Yes, however they aren’t usually consiumed before they have been put into cold storage for some time.

If I am thirsty and return with a warm beer it goes into the freezer for 30 minutes before opening.

Stay away from Chinese medicine, then. :laughing: Although the Chinese medicine practitioner I sometimes go to has a VERY deep knowledge of the human body indeed – probably FAR greater than the arsehole who’s dealing with my gashed leg right now, that’s for DAMN sure.

Cold water = drinking …
warm water = shower, laundry, cleaning … :bow:

Many people in Belgium drink UHT milk because it’s readily available, has a long shelf life and it’s cheap … nothing wrong with UHT milk, it’s milk … just heated at high temperature for a very short time to kill bacteria …

[quote=“Mr He”][quote=“sandman”]
They put it out because its a press release from the John Tung Foundation, which is a respected group here with powerful lobbying ability and therefore influential. [/quote]

So because they are influential, everything they say gets reported?
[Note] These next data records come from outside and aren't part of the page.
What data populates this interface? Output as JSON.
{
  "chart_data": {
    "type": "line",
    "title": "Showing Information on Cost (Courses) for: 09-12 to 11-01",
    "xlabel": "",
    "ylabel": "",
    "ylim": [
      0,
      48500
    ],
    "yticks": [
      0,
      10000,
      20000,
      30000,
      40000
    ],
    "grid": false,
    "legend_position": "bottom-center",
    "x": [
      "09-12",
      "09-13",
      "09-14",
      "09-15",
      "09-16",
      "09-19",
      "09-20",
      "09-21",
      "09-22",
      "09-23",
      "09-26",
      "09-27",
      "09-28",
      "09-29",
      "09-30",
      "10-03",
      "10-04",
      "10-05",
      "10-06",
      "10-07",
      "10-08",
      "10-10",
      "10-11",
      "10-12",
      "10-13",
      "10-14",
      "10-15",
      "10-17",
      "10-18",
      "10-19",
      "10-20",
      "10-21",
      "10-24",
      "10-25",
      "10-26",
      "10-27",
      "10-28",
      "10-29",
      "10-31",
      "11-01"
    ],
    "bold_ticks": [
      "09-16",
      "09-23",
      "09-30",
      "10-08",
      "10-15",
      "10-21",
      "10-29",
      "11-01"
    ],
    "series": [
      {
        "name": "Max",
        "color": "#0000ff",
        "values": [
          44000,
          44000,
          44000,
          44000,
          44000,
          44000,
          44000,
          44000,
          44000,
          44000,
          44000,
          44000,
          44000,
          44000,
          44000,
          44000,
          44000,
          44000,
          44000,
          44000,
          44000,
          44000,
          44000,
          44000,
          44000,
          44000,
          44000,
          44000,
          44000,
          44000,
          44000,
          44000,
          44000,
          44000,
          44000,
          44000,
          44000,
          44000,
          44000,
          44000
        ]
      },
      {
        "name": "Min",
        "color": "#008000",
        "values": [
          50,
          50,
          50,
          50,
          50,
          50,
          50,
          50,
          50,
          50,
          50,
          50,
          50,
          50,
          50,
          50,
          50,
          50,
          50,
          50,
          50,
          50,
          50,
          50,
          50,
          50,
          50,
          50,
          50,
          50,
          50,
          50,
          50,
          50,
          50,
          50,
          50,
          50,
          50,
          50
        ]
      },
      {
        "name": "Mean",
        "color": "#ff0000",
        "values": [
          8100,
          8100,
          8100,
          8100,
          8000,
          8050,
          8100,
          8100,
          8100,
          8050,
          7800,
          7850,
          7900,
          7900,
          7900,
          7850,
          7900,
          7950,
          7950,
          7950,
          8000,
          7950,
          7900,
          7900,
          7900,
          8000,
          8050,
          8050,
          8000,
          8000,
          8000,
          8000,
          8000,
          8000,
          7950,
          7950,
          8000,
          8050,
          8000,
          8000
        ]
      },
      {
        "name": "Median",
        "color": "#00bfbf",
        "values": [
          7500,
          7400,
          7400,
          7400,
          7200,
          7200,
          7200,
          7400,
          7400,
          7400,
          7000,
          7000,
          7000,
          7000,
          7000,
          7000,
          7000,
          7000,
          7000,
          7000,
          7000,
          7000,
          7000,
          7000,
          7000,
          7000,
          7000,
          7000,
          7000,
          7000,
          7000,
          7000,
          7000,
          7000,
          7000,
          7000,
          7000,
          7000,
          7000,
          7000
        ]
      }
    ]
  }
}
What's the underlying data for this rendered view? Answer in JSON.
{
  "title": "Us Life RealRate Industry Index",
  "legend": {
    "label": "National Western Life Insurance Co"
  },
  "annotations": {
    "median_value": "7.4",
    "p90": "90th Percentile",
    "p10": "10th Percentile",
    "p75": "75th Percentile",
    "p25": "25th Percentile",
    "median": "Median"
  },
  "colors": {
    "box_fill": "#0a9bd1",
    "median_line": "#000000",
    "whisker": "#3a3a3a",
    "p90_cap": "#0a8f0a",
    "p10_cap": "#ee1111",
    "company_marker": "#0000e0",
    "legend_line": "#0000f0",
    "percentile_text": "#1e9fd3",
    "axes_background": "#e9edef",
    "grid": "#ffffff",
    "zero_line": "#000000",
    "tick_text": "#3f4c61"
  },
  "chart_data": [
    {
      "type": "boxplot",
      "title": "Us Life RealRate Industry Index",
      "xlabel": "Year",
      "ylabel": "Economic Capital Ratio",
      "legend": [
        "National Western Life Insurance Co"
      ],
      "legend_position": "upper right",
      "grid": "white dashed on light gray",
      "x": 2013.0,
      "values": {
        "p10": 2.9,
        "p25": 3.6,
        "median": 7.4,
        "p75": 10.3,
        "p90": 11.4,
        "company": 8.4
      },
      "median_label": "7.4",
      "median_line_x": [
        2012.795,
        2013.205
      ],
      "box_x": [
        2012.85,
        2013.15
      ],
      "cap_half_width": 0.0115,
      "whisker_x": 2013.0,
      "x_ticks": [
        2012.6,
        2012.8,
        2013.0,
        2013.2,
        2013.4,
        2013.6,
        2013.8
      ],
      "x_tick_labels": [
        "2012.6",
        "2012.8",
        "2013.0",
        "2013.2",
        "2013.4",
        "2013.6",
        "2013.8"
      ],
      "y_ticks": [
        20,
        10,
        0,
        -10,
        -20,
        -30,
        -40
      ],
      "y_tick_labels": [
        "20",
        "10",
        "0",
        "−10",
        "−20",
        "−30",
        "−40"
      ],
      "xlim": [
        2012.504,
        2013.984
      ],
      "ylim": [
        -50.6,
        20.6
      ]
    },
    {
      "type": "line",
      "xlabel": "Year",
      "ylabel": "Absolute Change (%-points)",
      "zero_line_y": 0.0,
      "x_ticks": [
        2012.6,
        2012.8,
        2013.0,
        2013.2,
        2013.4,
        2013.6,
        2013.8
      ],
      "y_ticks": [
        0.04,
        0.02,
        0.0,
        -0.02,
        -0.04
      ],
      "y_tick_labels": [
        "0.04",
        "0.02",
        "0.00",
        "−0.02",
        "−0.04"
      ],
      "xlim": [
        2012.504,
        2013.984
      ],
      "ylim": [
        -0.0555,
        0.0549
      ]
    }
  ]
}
I must admit that it looks to me a bit like influence-peddling.[/quote]
No, because its a locally respected organization it gets reported.

[quote=“sandman”]
CNA’s purpose is to report what people are saying and doing, not to analyze and express opinions about it. That’s what newspapers are for. Perhaps you’d prefer simply not to be informed when people are talking about stuff you disagree with, but others prefer to know as much as possible about other peoples’ stupidity and superstitious nonsense. [/quote]

Well, CNA does not report on anything and everything they hear about, I guess. Merely by selecting what they report and what they don’t, they actually do edit the newsstream as it were. The ultimate edit is to basically get rid of the whole thing, or decide that this or that gets a mentioning. It would appear that CNA does it based on influence and not newsworthiness as it were. I would be surprised if any but then most news-starved cable tv “news” channels picked up on this.[/quote]
If CNA gets sent a press release it will most probably run it. That’s what it does. “Based on influence?” What on earth are you talking about? Based on the fact that the press release came from a respected organization that is considered newsworthy – just not by you.